Мы можем относиться к Пустоте двояко, что наилучшим образом отражено в парадоксе Ахиллеса и черепахи: хотя Ахиллес легко может догнать черепаху, он никогда не сумеет этого сделать. Мы также постулируем Пустоту как невозможно-реальный Предел человеческого опыта, к которому мы можем лишь бесконечно приближаться, абсолютную Вещь, от которой мы должны держаться на должной дистанции — если мы подойдем к ней чересчур близко, мы сгорим… Наше отношение к Пустоте, таким образом, двусмысленно, отмечено одновременно влечением и отвращением. Или же мы постулируем ее как то, через что нам следует (и в некотором смысле всегда-уже) пройти, — в этом состоит суть гегельянской идеи «сосуществования с негативом», выраженная в лакановском представлении о глубинной взаимосвязи влечения к смерти и творческой сублимации: для того чтобы могло возникнуть (символическое) творение, влечение к смерти (гегельянское самоопределение абсолютной негативности) должно совершить свою работу по освобождению места и подготовке его к творению. Вместо прежней темы феноменального исчезновения/распада объектов в водовороте Вещи мы получаем объекты, представляющие собой Пустоту воплощенной Вещи, или, выражаясь гегельянски, объекты, в которых негативность обретает позитивное существование.
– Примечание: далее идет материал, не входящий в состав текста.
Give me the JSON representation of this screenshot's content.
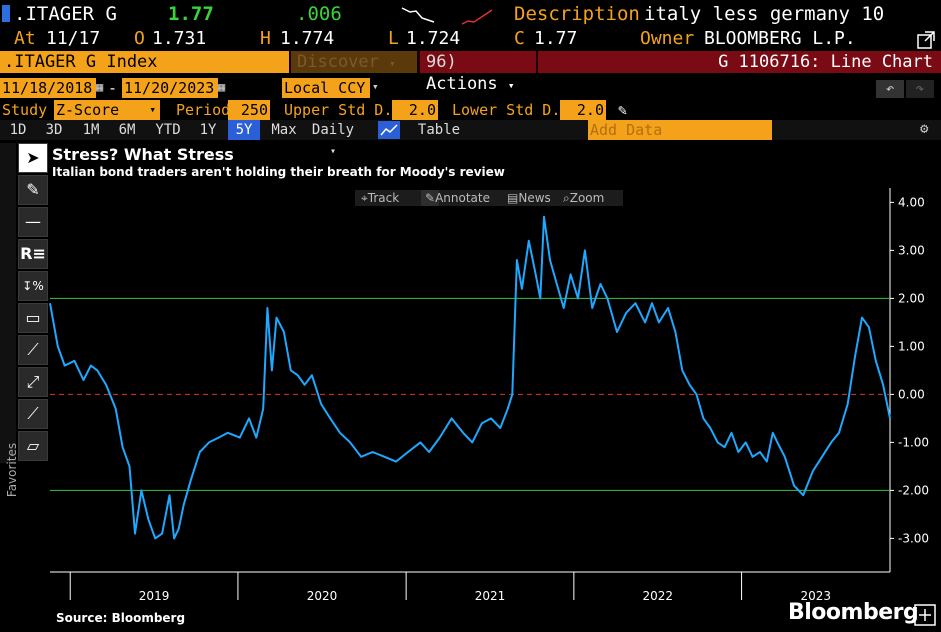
{
  "header": {
    "ticker": ".ITAGER G",
    "last": "1.77",
    "change": ".006",
    "description_label": "Description",
    "description": "italy less germany 10",
    "at_label": "At",
    "at_date": "11/17",
    "open_label": "O",
    "open": "1.731",
    "high_label": "H",
    "high": "1.774",
    "low_label": "L",
    "low": "1.724",
    "close_label": "C",
    "close": "1.77",
    "owner_label": "Owner",
    "owner": "BLOOMBERG L.P."
  },
  "command_bar": {
    "security": ".ITAGER G Index",
    "discover": "Discover",
    "actions_num": "96)",
    "actions": "Actions",
    "function_title": "G 1106716: Line Chart"
  },
  "range": {
    "start": "11/18/2018",
    "sep": "-",
    "end": "11/20/2023",
    "currency": "Local CCY"
  },
  "study": {
    "study_label": "Study",
    "study_value": "Z-Score",
    "period_label": "Period",
    "period_value": "250",
    "upper_label": "Upper Std D...",
    "upper_value": "2.0",
    "lower_label": "Lower Std D...",
    "lower_value": "2.0"
  },
  "periods": [
    "1D",
    "3D",
    "1M",
    "6M",
    "YTD",
    "1Y",
    "5Y",
    "Max"
  ],
  "active_period": "5Y",
  "frequency": "Daily",
  "table_label": "Table",
  "add_data_placeholder": "Add Data",
  "favorites_label": "Favorites",
  "chart_toolbar": {
    "track": "Track",
    "annotate": "Annotate",
    "news": "News",
    "zoom": "Zoom"
  },
  "colors": {
    "accent_orange": "#f5a21b",
    "last_green": "#37d637",
    "action_red": "#7a0a14",
    "series_blue": "#1ea8ff",
    "band_green": "#3cc43c",
    "mean_red": "#e03030"
  },
  "source": "Source: Bloomberg",
  "brand": "Bloomberg",
  "chart_data": {
    "type": "line",
    "title": "Stress? What Stress",
    "subtitle": "Italian bond traders aren't holding their breath for Moody's review",
    "xlabel": "",
    "ylabel": "",
    "x_tick_labels": [
      "2019",
      "2020",
      "2021",
      "2022",
      "2023"
    ],
    "y_tick_labels": [
      "4.00",
      "3.00",
      "2.00",
      "1.00",
      "0.00",
      "-1.00",
      "-2.00",
      "-3.00"
    ],
    "ylim": [
      -3.7,
      4.3
    ],
    "xlim": [
      "2018-11-18",
      "2023-11-20"
    ],
    "reference_lines": [
      {
        "y": 2.0,
        "style": "solid",
        "color": "#3cc43c"
      },
      {
        "y": 0.0,
        "style": "dashed",
        "color": "#e03030"
      },
      {
        "y": -2.0,
        "style": "solid",
        "color": "#3cc43c"
      }
    ],
    "grid": false,
    "legend": "none",
    "series": [
      {
        "x": [
          "2018-11-18",
          "2018-12-05",
          "2018-12-20",
          "2019-01-10",
          "2019-01-30",
          "2019-02-15",
          "2019-03-01",
          "2019-03-20",
          "2019-04-10",
          "2019-04-25",
          "2019-05-10",
          "2019-05-22",
          "2019-06-05",
          "2019-06-20",
          "2019-07-05",
          "2019-07-20",
          "2019-08-05",
          "2019-08-15",
          "2019-08-25",
          "2019-09-05",
          "2019-09-20",
          "2019-10-10",
          "2019-10-30",
          "2019-11-20",
          "2019-12-10",
          "2020-01-05",
          "2020-01-25",
          "2020-02-10",
          "2020-02-25",
          "2020-03-05",
          "2020-03-15",
          "2020-03-25",
          "2020-04-10",
          "2020-04-25",
          "2020-05-10",
          "2020-05-25",
          "2020-06-10",
          "2020-06-30",
          "2020-07-20",
          "2020-08-10",
          "2020-09-01",
          "2020-09-25",
          "2020-10-20",
          "2020-11-15",
          "2020-12-10",
          "2021-01-05",
          "2021-02-01",
          "2021-02-20",
          "2021-03-15",
          "2021-04-10",
          "2021-05-05",
          "2021-05-25",
          "2021-06-15",
          "2021-07-05",
          "2021-07-25",
          "2021-08-10",
          "2021-08-20",
          "2021-08-30",
          "2021-09-10",
          "2021-09-25",
          "2021-10-10",
          "2021-10-20",
          "2021-10-28",
          "2021-11-10",
          "2021-11-25",
          "2021-12-10",
          "2021-12-25",
          "2022-01-10",
          "2022-01-25",
          "2022-02-10",
          "2022-02-28",
          "2022-03-15",
          "2022-04-05",
          "2022-04-25",
          "2022-05-15",
          "2022-06-05",
          "2022-06-20",
          "2022-07-05",
          "2022-07-25",
          "2022-08-10",
          "2022-08-25",
          "2022-09-10",
          "2022-09-25",
          "2022-10-10",
          "2022-10-25",
          "2022-11-10",
          "2022-11-25",
          "2022-12-10",
          "2022-12-25",
          "2023-01-10",
          "2023-01-25",
          "2023-02-10",
          "2023-02-25",
          "2023-03-10",
          "2023-03-20",
          "2023-04-05",
          "2023-04-25",
          "2023-05-15",
          "2023-06-05",
          "2023-06-25",
          "2023-07-15",
          "2023-08-01",
          "2023-08-20",
          "2023-09-05",
          "2023-09-20",
          "2023-10-05",
          "2023-10-20",
          "2023-11-05",
          "2023-11-20"
        ],
        "values": [
          1.9,
          1.0,
          0.6,
          0.7,
          0.3,
          0.6,
          0.5,
          0.2,
          -0.3,
          -1.1,
          -1.5,
          -2.9,
          -2.0,
          -2.6,
          -3.0,
          -2.9,
          -2.1,
          -3.0,
          -2.8,
          -2.3,
          -1.8,
          -1.2,
          -1.0,
          -0.9,
          -0.8,
          -0.9,
          -0.5,
          -0.9,
          -0.3,
          1.8,
          0.5,
          1.6,
          1.3,
          0.5,
          0.4,
          0.2,
          0.4,
          -0.2,
          -0.5,
          -0.8,
          -1.0,
          -1.3,
          -1.2,
          -1.3,
          -1.4,
          -1.2,
          -1.0,
          -1.2,
          -0.9,
          -0.5,
          -0.8,
          -1.0,
          -0.6,
          -0.5,
          -0.7,
          -0.3,
          0.0,
          2.8,
          2.2,
          3.2,
          2.5,
          2.0,
          3.7,
          2.8,
          2.3,
          1.8,
          2.5,
          2.0,
          3.0,
          1.8,
          2.3,
          2.0,
          1.3,
          1.7,
          1.9,
          1.5,
          1.9,
          1.5,
          1.8,
          1.3,
          0.5,
          0.2,
          0.0,
          -0.5,
          -0.7,
          -1.0,
          -1.1,
          -0.8,
          -1.2,
          -1.0,
          -1.3,
          -1.2,
          -1.4,
          -0.8,
          -1.0,
          -1.3,
          -1.9,
          -2.1,
          -1.6,
          -1.3,
          -1.0,
          -0.8,
          -0.2,
          0.8,
          1.6,
          1.4,
          0.7,
          0.2,
          -0.5
        ]
      }
    ]
  }
}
На языке религии в этом переходе от Невозможного-Реального Единственного (Вещи), преломляющегося/отражающегося во множестве проявлений, к Паре заключается переход от иудаизма к христианству: еврейский Бог — это Реальная Вещь Потустороннего, тогда как божественное измерение Христа — это толькокрошечная гримаса, незаметное отличие, которое выделяет его среди других (обычных) людей. Христос не является «возвышенным» в смысле «объекта, возведенного в ранг Вещи», он не замещает невозможную Вещь-Бога; скорее, он — «сама Вещь» или, точнее, «сама Вещь» — это лишь разрыв/промежуток, который не позволяет считать Христа обычным человеком. Христос — это тот, кого Ницше, этот последний самопровозглашенный Антихрист, называл «Полуднем»: тонкая грань между До и После, Ветхим и Новым, Реальным и Символическим, между Богом/Отцом/Вещью и сообществом Духа12. Как таковой, он в то же самое время двойственен: пик Ветхого (наивысшее проявление логики жертвы, он олицетворяет исключительную жертву, самоопределяющийся обмен, при котором нам больше не нужно платить Богу; Бог сам платит за нас и тем самым втягивает нас в бесконечный долг) и его преодоление (изменение перспективы) в Новом. Только небольшой нюанс, почти незаметное изменение перспективы отличает жертву Христа от атеистического притязания на жизнь, которая не нуждается в жертве.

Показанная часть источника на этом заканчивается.